For Barnes knows the west, and cow-punchers, and stealing cattle and getting shot at --- and he knows how to get the reader involved, even if it is only in robbing hosses and card-sharking and occasionally getting beat up and engaging in the endless often funny palaver of those who aren't much into words,

    Willy watched the cockroach crawl down the wall. The roach meandered in Willy's direction. He rose out of his seat and smacked it.

    "Drought or otherwise, one thing Texas's got for certain is cockroaches. Comes in six legs and two." Fellows opened a drawer, uncapped a bottle, drank from it and passed it to Willy.

    "We still a dry county, Sheriff?"

    "Yep. No one would dare violate it either."

    Willy saluted his soon-to-be brother-in-law, took a swallow, and set the bottle between them on the desk . . . .

    "Two thousand." The sheriff whistled again softly and sucked on his pipe, which had gone dead. He lit a match on his trousers. "What you and Beau been up to? Cattle bidness?"

    "Cards, Sheriff."

    "I told you before to call me Glen. You should, seein as how we're family." Fellows relit his pipe and leaned back.

    "Must be damn good at cards, Willy."

    "There's a lot who ain't. Some's even worse 'an Clay" [his father].

    Fellows smiled. "If he was a terrible player, it'd be an improvement."

    "A fact. How's the rest of the family?"

    "Gettin' by. Ten months of some rain. Seems the damn drought's over, least for now. Your sisters worked, and your ma's garden been feedin 'em . . . Your pa's got a still somewheres. 'At's some'a his poison we drank. Sit, we'll have another."

    Willy shook his head and took out his bankroll. "The money, Glen. I mean it for them . . . ."

    Willy peeled off a hundred-dollar bill and laid it atop the desk.

    "You growin' green now?" The sheriff picked it up, snapped the edge of it, and sniffed it. "Fresh outta some garden"

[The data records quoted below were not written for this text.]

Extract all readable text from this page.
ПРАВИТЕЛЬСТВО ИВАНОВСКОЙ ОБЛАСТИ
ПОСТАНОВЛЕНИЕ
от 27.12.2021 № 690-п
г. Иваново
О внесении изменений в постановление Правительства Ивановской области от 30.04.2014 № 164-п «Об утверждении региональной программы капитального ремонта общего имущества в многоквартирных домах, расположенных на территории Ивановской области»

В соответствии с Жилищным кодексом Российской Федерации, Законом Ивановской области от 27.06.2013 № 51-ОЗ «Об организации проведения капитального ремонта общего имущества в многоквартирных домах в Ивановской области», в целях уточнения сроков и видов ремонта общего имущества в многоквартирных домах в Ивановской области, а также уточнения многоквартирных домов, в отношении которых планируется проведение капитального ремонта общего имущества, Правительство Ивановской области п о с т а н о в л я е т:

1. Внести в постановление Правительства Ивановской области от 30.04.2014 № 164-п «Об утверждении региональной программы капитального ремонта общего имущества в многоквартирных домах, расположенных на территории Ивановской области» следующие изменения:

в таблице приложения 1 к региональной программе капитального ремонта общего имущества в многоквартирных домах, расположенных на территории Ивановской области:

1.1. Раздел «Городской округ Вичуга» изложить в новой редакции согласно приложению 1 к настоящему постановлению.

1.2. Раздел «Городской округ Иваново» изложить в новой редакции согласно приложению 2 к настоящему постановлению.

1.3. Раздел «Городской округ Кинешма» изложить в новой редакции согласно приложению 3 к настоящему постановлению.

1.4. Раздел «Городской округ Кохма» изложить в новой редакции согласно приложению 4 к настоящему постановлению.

    "Weddin present," Willy smiled and walked to the door. "You'll make Nell a good husband. Get somethin nice for her with that. I'd 'preciate you not sayin I have been 'round."

Great. Dialogue out of the old school, as good as L'Amour, maybe even better. He was good at pushing the action, too, as good as Barnes. In forty-nine chapters, Willy gets rolled, shot at, beat up, chased, near drowned, almost steals another man's wife, damn near killed. He is obviously built like those James Bond characters, near indestructible, but somehow more interesting.

And can he deal. A guy named Sonny showed him how to play cards, move them around unseen to the top or the bottom of the deck. Sonny also taught him the philosophy of the gambler who must survive the implicit violence of the gaming table. He "spoke tirelessly of the green-felt table as 'the ether of human existence,'"

    each hand bringing hope or despair, reward or rejection, failure or triumph. He sometimes added to those joy and depravity.

Willy? He saw it as a business, nothing more, "the best hand or bluff winning the pot. Money was the proof of his opinion. Take that away and cards were a waste of time. A man could better spend his earned money in some other enterprise." And we are right there, the particular smell of the room, the tension, the men, "their clothing, their habits, their vocations --- leather and sweat, cigar and pipe smoke, beer and whiskey, and the dirt-and-oil odor that lingers on those who do hard labor."

The men here --- this is a man's world of 1917 the American wild west --- are all constructed out of that cliché, but there is something else going that saves this novel, makes one press on, not willing to give up on Willy. He, an illiterate card-shark, who always sizes up the room that he enters, the better to get out before being shot up. It is the tension that drives this bildingsroman, surviving gunshot and incipient hangings and brawls and disease --- it is the time of the Great Flu Epidemic --- that keep us going, because the writer knows how to parse it out, parse us out, so that we don't want it to end.